Companies believe they are building products cheaply today using AI. But in one or two years, when they need to add a new feature or resolve a critical bug, they will find themselves facing a technical debt swamp with no standards, untouched by human logic.
At that point, they will have to hire senior engineers at premium rates to clean up and refactor that spaghetti heap. The cost of software development didn't decrease; it was simply deferred to be paid to the "next developer," with interest.
What Happens When Models Improve? (The Jevons Trap)
Techno-optimists will immediately defend their position: "These are problems of today's models (GPT-5.6, Fable 5).

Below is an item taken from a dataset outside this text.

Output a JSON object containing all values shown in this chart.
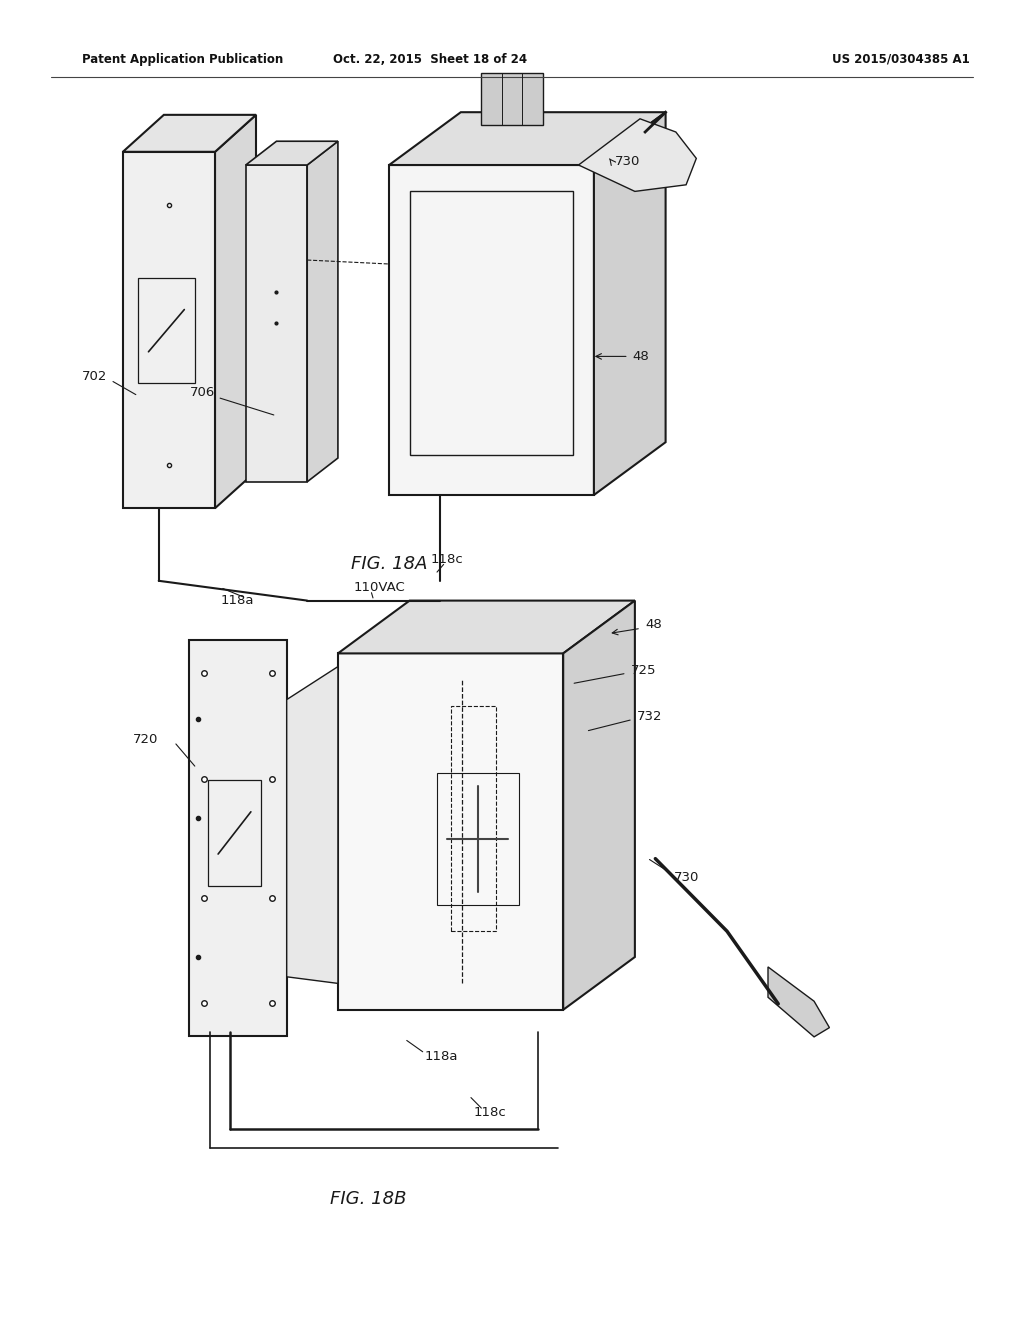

Once future models are perfect, these errors will disappear."
This argument misses two fundamental truths:
The Law of Specification Equivalence
No matter how smart an AI is, the input telling it what to do must still come from a human. Specifying a highly complex system with absolute precision and no logical gaps (specification) requires no less mental effort than coding it. Asking an AI to "write a payment system" is not enough; you must define every refund policy, tax bracket, and fraud detection rule. This specification process is, in itself, a new form of coding—and it remains entirely prone to human error.
The Jevons Paradox and the Conservation of Complexity
When coal engines became more efficient, global coal consumption did not decrease; instead, the number of coal-powered machines exploded, causing coal consumption to compound. As AI models improve and writing code becomes cheaper, we will not write less code. Instead, the scale and complexity of the systems we build will explode. When AI gets 10x smarter, we will build systems that are 10x more complex. Complexity is conserved; it simply shifts to a higher plane.
And most importantly, AI has no real-world accountability (skin in the game). AI does not pay the AWS bill when it fails, it does not wake up at 3 AM to page alerts when the database locks, and it does not stand in court after a security breach. Accountability is the only thing that cannot be delegated. That is why engineering is not just about writing code; it is about taking responsibility for that code.
Conclusion
AI is not destroying software engineering; on the contrary, it is highlighting the importance of architectural vision, discipline, security, and performance more than ever.
When the technical debt bill is finally presented to those who produced "fast garbage" with AI, the winners will once again be the responsible engineers who know how to tame the chaos and value invisible quality.